Researchers in Associate Professor James Lee’s Cell Mechanics and Signaling Laboratory for Neurodegenerative Diseases and Richard and Loan Hill Professor of Bioengineering Xincheng Yao’s Biomedical Optics and Functional Imaging Laboratory plan to explore the relationship between tau proteins and amyloid-β peptides, also known as Aβ, and the Alzheimer’s disease (AD) brains.
Lee said recent research has found that tau proteins physiologically exist in fluid outside the cells, such as in the blood circulating in the body of Alzheimer’s patients, and that the spread of tau proteins in the brain has related to the progression of the disease. But researchers do not understand how tau proteins interact with the blood-brain barrier, which is supposed to protect and isolate the brain from the circulating blood in the body.
“Whether and how the interactions of tau with brain cells affect cell function have yet to be fully explained,” Lee said. “We will study the underlying mechanisms and mechanical consequences resulted from the interactions of tau with brain microvascular cells of the blood-brain barrier model, and the alterations of the retinal microvascular network in [Alzheimer’s disease] mouse models expressing human Aβ and tau.”

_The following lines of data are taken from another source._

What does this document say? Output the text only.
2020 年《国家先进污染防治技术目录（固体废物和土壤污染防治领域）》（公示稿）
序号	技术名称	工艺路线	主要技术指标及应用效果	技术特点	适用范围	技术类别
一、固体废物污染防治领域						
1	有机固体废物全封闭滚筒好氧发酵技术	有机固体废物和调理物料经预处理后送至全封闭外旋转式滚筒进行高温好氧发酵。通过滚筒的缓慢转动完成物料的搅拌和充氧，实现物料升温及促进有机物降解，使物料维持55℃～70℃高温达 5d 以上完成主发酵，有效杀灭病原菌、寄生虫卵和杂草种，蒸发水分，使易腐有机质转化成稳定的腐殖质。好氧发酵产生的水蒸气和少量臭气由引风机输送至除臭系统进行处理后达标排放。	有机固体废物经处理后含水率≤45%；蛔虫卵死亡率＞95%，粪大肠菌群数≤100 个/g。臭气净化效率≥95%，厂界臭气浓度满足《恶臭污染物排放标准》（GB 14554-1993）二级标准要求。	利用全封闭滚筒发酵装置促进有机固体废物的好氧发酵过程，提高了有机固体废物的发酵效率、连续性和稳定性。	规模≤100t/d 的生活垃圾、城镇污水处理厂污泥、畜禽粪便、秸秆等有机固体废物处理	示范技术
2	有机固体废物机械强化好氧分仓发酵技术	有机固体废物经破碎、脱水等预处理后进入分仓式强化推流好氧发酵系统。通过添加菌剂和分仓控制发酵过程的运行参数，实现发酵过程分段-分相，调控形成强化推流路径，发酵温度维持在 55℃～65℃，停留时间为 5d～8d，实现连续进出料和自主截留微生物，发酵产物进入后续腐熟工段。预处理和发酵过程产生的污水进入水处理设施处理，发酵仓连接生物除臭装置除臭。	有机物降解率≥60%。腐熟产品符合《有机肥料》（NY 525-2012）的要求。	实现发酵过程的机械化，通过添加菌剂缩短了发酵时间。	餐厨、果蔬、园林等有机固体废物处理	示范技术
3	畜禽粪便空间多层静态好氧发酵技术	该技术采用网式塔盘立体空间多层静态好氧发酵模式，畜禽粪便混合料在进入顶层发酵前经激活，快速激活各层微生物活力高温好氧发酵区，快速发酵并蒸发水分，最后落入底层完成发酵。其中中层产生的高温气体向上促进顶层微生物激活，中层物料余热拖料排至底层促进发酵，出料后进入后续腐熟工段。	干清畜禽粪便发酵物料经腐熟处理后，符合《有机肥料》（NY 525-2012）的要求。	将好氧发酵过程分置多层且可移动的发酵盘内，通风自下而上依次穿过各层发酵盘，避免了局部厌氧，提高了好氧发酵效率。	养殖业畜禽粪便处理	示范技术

To conduct the study, Lee’s lab will use biochemical techniques and atomic force microscopy to study cell signaling and cell mechanic alterations induced by tau proteins in brain microvascular cells in a blood-brain-barrier model. Yao’s lab will use optical coherence tomography (OCT) and OCT angiography to study alterations in retinal microvascular network and neurodegeneration in Alzheimer’s disease mouse models. The team is targeting the retina because it can be used as a window of the brain for studying the disease non-invasively while the experimental subjects are still alive.
Lee stressed that Alzheimer’s is an incredibly complex illness and it is unlikely that any one intervention well be found to delay, prevent, or cure it. But each new piece of research helps to fill in the puzzle of how the disease works and affects people.
“This project will help fill a research gap between tau proteins found outside of cells and neurovascular abnormalities seen in Alzheimer’s patients by illuminating the biochemical and adhesion mechanical responses to tau in brain microvascular cells and microvascular network characteristics and neurodegeneration in relations to Aβ and tau in the retina,” Lee said. “Ultimately, this work should help provide insights into treatment strategies for AD treatment by regulating Aβ’s and tau’s effects.”
Lee added the NIH grant application will not be successful without the collaborative efforts from both his and Yao’s PhD students. Tao Teng helped to create the preliminary data with the blood-brain barrier model, and Taehoon Kim and David Le helped with the retinal OCT/OCTA imaging and the processing of Alzheimer’s disease mice.